Regression and Classification Trees: Predict Prices of Used Cars
Download assignment solution and files for this problem.
The file ToyotaCorolla.csv
contains the data on used cars (Toyota Corolla) on sale during late summer of 2004 in the Netherlands. It has 1,436 records containing details on 38 attributes, including Price, Age, Kilometers, HP, and other specifications. The goal is to predict the price of a used Toyota Corolla based on its specifications.
Data Preprocessing
Split the data into training (60%), and validation (40%) datasets.
library(rpart)
library(rpart.plot)
# read file
df <- read.csv("ToyotaCorolla.csv")
# training dataset size
size <- floor(0.6 * nrow(df))
# set seed to make partition reproducible
set.seed(123)
# indices for training set
train_ind <- sample(nrow(df), size = size)
# split data into training and validation datasets
train <- df[train_ind, ]
test <- df[-train_ind, ]
- Run a regression tree (RT) with outcome variable
Price
and predictorsAge_08_04
,KM
,Fuel_Type
,HP
,Automatic
,Doors
,Quarterly_Tax
,Mfg_Guarantee
,Guarantee_Period
,Airco
,Automatic_airco
,CD_Player
,Powered_Windows
,Sport_Model
, andTow_Bar
. Keep the minimum number of records in a terminal node to 1, maximum number of tree levels to 100, and cp = 0.001, to make the run least restrictive.
# maxdepth = 30 instead of 100 because it is restricted as explained in documentation
# of rpart.control
RT <- rpart(Price ~ Age_08_04 + KM + Fuel_Type + HP + Automatic + Doors +
Quarterly_Tax + Mfr_Guarantee + Guarantee_Period + Airco +
Automatic_airco + CD_Player + Powered_Windows + Sport_Model + Tow_Bar,
data = train, method = "anova",
control = rpart.control(minbucket = 1, maxdepth = 30, cp = 0.001))
prp(RT)
- Which appear to be the three or four most important car specifications for predicting the cars price?

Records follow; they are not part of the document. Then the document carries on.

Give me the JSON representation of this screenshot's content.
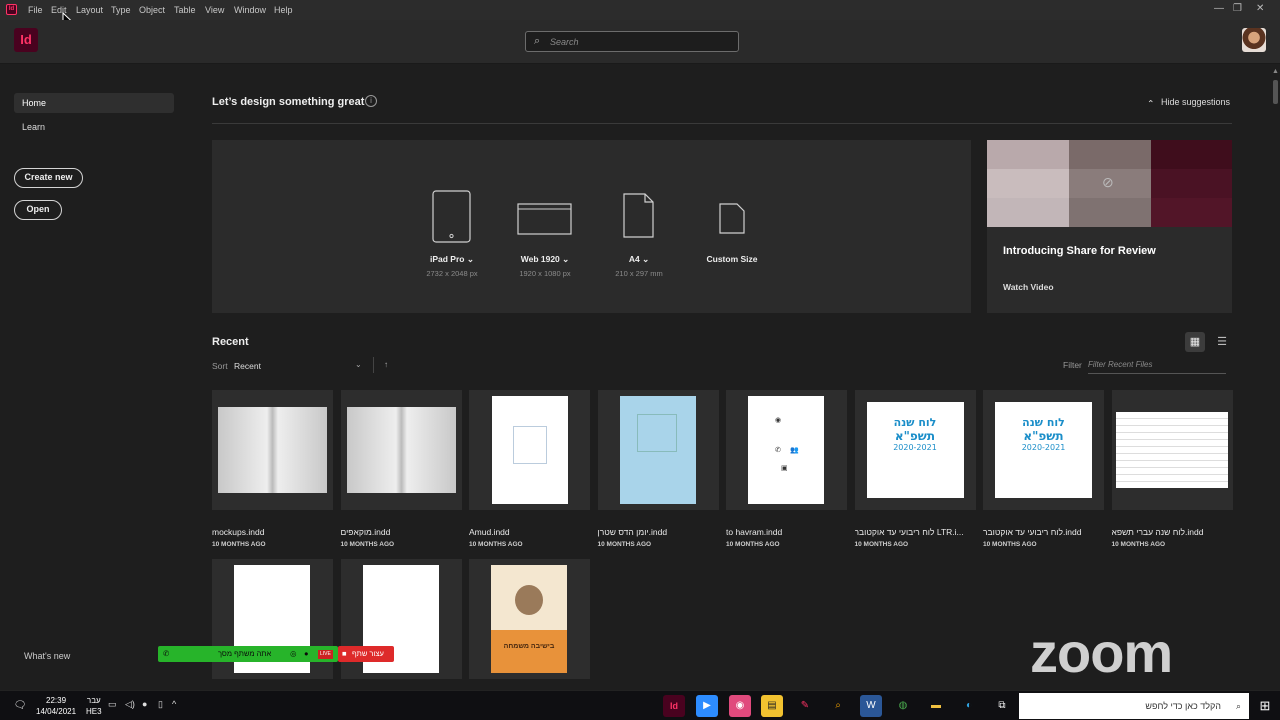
{
  "menubar": {
    "items": [
      "File",
      "Edit",
      "Layout",
      "Type",
      "Object",
      "Table",
      "View",
      "Window",
      "Help"
    ],
    "controls": [
      "—",
      "❐",
      "✕"
    ]
  },
  "app": {
    "logo": "Id"
  },
  "search": {
    "placeholder": "Search"
  },
  "sidebar": {
    "items": [
      {
        "label": "Home",
        "active": true
      },
      {
        "label": "Learn",
        "active": false
      }
    ],
    "create_label": "Create new",
    "open_label": "Open",
    "whats_new": "What's new"
  },
  "main": {
    "heading": "Let’s design something great",
    "hide_label": "Hide suggestions",
    "presets": [
      {
        "name": "iPad Pro",
        "size": "2732 x 2048 px",
        "icon": "tablet-icon",
        "dropdown": true
      },
      {
        "name": "Web 1920",
        "size": "1920 x 1080 px",
        "icon": "browser-window-icon",
        "dropdown": true
      },
      {
        "name": "A4",
        "size": "210 x 297 mm",
        "icon": "document-icon",
        "dropdown": true
      },
      {
        "name": "Custom Size",
        "size": "",
        "icon": "custom-document-icon",
        "dropdown": false
      }
    ],
    "promo": {
      "title": "Introducing Share for Review",
      "link": "Watch Video",
      "swatches": [
        "#b9a9ab",
        "#7a6a69",
        "#3f0d1c",
        "#c9bcbd",
        "#8a7c7b",
        "#4a1224",
        "#c2b6b8",
        "#7f7271",
        "#521528"
      ]
    },
    "recent": {
      "heading": "Recent",
      "sort_label": "Sort",
      "sort_value": "Recent",
      "filter_label": "Filter",
      "filter_placeholder": "Filter Recent Files",
      "files": [
        {
          "name": "mockups.indd",
          "age": "10 MONTHS AGO",
          "thumb": "book"
        },
        {
          "name": "מוקאפים.indd",
          "age": "10 MONTHS AGO",
          "thumb": "book"
        },
        {
          "name": "Amud.indd",
          "age": "10 MONTHS AGO",
          "thumb": "plain"
        },
        {
          "name": "יומן הדס שטרן.indd",
          "age": "10 MONTHS AGO",
          "thumb": "blue"
        },
        {
          "name": "to havram.indd",
          "age": "10 MONTHS AGO",
          "thumb": "icons"
        },
        {
          "name": "לוח ריבועי עד אוקטובר LTR.i...",
          "age": "10 MONTHS AGO",
          "thumb": "calendar"
        },
        {
          "name": "לוח ריבועי עד אוקטובר.indd",
          "age": "10 MONTHS AGO",
          "thumb": "calendar"
        },
        {
          "name": "לוח שנה עברי תשפא.indd",
          "age": "10 MONTHS AGO",
          "thumb": "table"
        }
      ],
      "row2": [
        "blank",
        "blank",
        "cover"
      ],
      "calendar_title": "לוח שנה",
      "calendar_year": "תשפ\"א",
      "calendar_range": "2020-2021",
      "cover_title": "בישיבה משמחה"
    }
  },
  "zoom": {
    "logo": "zoom",
    "share_status": "אתה משתף מסך",
    "stop_share": "עצור שתף",
    "live": "LIVE"
  },
  "taskbar": {
    "time": "22:39",
    "date": "14/04/2021",
    "lang": "עבר",
    "lang2": "HE3",
    "search_placeholder": "הקלד כאן כדי לחפש"
  }
}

## Age_08_04 KM Automatic_airco Quarterly_Tax
## 9158111071 2717817030 2523223937 1555864580
## HP Guarantee_Period CD_Player Fuel_Type
## 955797822 716761790 470078859 109155834
## Airco Powered_Windows Doors Tow_Bar
## 88398185 63622243 54284221 9132287
## Sport_Model Mfr_Guarantee
## 5885715 2343215
The three most important car specifications for predicting car price are Age, Kilometers and Automatic aircon.
- Compare the prediction errors of the training and validation sets by examining their RMS error and by plotting the two box plots. What is happening with the training set predictions? How does the predictive performance of the validation set compare to the training set? Why does this occur?
# prediction error for training set
pred_train <- predict(RT)
res_train <- train$Price - pred_train
# prediction error for validation set
pred_test <- predict(RT, test)
res_test <- test$Price - pred_test
# RMS error for training and validation sets
rmse_train <- sqrt(mean(res_train^2))
rmse_test <- sqrt(mean(res_test^2))
rmse_train
## [1] 974.5408
## [1] 1231.599
RMS error for training set is 974.5408 and RMS error for validation set is 1231.599. There are much more outliers for validation set prediction errors compared to training set because the model is trained by minimising squared errors for the prediction of training set. Validation set contains observations that are very different to observations used when training the model, thus the predictive performance for the training set is better.
- How can we achieve predictions for the training set that are not equal to the actual prices?
When training the model we tolerated the prediction errors in exchange to lower complexity of the tree.
- Prune the full tree using the cross-validation error. Compared to the full tree, what is the predictive performance for the validation set?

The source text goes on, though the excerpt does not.